En las semanas siguientes a este suceso, se les mostró a los pobladores la verdadera
naturaleza de las plañideras. Las familias pudientes exhibieron sesudos informes donde se
explicaba con un detalle bastante convincente las desventajas que el llanto de estas mujeres
producían en el pueblo. Se les habló de mayonesas cortadas, manchas de humedad, dientes
amarillos, saquitos de té sin hilito, cañerías obstruidas, y conjuntivitis. Después, los
terratenientes salieron a declarar que sus cosechas se habían perdido, los ganaderos hablaron
de animales enfermos y los empresarios alertaron sobre una inevitable bancarrota. Se alertó
sobre hambruna y pobreza inminentes y todo era atribuido a esas horrendas brujas, a sus
maldiciones y a su llanto endemoniado. El pueblo no tardó en hartarse y comenzó a darles
caza. Se unieron por una causa que creyeron justa y necesaria. Las persiguieron día y noche.
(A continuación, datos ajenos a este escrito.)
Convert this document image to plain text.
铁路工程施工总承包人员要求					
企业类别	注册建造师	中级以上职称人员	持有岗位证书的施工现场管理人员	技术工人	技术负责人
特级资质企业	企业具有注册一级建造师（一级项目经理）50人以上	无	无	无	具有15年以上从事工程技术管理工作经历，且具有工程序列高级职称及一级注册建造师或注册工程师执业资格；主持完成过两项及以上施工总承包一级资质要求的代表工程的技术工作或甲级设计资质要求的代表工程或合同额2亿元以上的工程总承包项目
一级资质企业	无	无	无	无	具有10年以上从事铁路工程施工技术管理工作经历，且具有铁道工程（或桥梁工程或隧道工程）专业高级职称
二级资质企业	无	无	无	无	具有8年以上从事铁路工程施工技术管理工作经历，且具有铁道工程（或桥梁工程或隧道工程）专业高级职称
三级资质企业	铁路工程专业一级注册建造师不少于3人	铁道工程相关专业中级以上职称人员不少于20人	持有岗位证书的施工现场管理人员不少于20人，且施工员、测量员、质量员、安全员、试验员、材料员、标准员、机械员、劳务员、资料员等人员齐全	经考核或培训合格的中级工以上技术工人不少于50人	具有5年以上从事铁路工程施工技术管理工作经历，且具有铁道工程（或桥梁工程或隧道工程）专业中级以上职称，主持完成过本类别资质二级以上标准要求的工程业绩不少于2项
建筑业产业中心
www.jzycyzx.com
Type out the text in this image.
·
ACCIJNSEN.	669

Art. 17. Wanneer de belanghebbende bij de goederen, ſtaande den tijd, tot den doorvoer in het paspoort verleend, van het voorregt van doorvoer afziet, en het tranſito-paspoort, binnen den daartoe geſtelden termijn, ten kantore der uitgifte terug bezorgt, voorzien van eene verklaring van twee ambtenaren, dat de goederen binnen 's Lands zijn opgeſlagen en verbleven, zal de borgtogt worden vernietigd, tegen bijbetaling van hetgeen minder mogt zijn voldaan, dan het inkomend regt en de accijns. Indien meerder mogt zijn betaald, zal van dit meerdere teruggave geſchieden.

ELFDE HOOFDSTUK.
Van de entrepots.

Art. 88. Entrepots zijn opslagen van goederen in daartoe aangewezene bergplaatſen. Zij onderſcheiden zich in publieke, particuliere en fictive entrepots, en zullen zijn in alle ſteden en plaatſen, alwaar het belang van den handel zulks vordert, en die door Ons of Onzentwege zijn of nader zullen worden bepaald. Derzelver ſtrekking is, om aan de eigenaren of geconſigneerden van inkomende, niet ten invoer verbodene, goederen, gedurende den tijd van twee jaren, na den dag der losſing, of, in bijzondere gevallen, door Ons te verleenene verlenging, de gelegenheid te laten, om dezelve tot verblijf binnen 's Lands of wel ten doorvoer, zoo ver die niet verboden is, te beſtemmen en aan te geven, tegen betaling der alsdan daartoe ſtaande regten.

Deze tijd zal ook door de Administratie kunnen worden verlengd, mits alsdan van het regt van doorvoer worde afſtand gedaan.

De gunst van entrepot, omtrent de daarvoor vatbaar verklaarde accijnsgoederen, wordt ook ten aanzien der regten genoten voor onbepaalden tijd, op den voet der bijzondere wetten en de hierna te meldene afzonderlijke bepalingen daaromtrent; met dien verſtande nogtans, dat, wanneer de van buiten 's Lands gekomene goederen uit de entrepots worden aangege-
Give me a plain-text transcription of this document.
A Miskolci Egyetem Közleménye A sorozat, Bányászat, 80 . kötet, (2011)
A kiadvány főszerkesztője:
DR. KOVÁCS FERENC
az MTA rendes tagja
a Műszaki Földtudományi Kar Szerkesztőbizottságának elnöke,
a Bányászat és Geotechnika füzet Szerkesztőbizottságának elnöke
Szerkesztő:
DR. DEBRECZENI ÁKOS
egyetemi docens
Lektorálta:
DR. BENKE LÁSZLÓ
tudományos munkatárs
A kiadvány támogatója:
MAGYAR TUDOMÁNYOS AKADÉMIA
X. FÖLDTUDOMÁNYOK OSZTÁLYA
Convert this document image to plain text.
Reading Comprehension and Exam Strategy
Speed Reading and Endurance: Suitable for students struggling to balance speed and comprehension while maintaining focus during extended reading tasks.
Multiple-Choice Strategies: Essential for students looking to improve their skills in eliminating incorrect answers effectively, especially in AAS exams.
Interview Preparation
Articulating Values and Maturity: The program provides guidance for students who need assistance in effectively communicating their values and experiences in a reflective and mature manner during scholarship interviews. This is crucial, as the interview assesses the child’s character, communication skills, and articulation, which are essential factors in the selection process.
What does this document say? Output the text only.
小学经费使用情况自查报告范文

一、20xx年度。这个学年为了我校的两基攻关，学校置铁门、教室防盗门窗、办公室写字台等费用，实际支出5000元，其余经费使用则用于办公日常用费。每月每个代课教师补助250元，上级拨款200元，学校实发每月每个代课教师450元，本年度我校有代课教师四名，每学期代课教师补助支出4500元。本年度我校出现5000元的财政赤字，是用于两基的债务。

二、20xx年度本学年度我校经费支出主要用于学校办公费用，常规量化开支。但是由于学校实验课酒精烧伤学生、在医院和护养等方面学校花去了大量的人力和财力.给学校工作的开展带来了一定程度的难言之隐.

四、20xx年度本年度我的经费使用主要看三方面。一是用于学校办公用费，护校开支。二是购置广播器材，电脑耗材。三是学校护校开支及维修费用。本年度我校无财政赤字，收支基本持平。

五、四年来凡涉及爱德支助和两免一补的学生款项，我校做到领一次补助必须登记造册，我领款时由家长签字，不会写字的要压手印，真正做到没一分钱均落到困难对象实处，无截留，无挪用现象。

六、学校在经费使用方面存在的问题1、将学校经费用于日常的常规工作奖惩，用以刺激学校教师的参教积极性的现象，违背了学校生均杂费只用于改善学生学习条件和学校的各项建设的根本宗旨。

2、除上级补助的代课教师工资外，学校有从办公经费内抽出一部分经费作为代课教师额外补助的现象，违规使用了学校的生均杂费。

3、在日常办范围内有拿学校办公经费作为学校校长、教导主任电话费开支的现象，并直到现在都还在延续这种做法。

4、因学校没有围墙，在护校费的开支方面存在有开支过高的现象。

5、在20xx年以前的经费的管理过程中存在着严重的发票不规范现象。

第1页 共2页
Las mujeres del pueblo les escupían en la cara al verlas pasar, los niños les tiraban piedras
desde lejos y los hombres les propinaban sus mejores ganchos al estómago. El odio hacia
esas mujeres peligrosas que amenazaban con destruir su estilo de vida los movía. Era una
batalla que era necesario ganar.
El pueblo vio a las lloronas abandonar el pueblo, acabando así su reinado. Todos se
alegraron con la reaparición de las cosechas, el renacer del ganado y el florecer del dinero de
la noche a la mañana como por arte de magia. Las familias pudientes sonreían de nuevo y
hasta consiguieron traer lloronas de otras regiones para llorar a sus muertos. El resto del
pueblo vio regresar a sus muertos por las noches. Vio su ira que destruía todo a su paso. Los
vio incendiar casas y reírse luego mientras orinaban en las cenizas. Los vio golpear a
caminantes desprevenidos y rasguñarlos hasta arrancarles la piel con sus manos frías y
vengativas. Los vio montarse a caballos y recorrer las calles zarandeando garrotes mientras
soltaban aullidos que helaban la sangre. Vio familias enteras muriendo de hambre
atrincherados en su casa. Vio montañas de heridos abandonados en plazas. Vio, al final, el
miedo en los ojos oscuros de los que todavía estaban vivos y entendió cuál era el verdadero
motivo de su pena.
Nadie comentó nada. Todo había terminado. El aire se podía respirar nuevamente y la
alegría podía volver a los hogares. Ya no había discusiones y todos estaban en paz. Habían
ganado una importante batalla que, pensaron, era la suya. Se habían liberado, por fin, del
doloroso yugo de esas prostitutas infernales que solamente afeaban el ambiente con su llanto.
Con ese llanto triste y sin razón, que tantos males les había causado.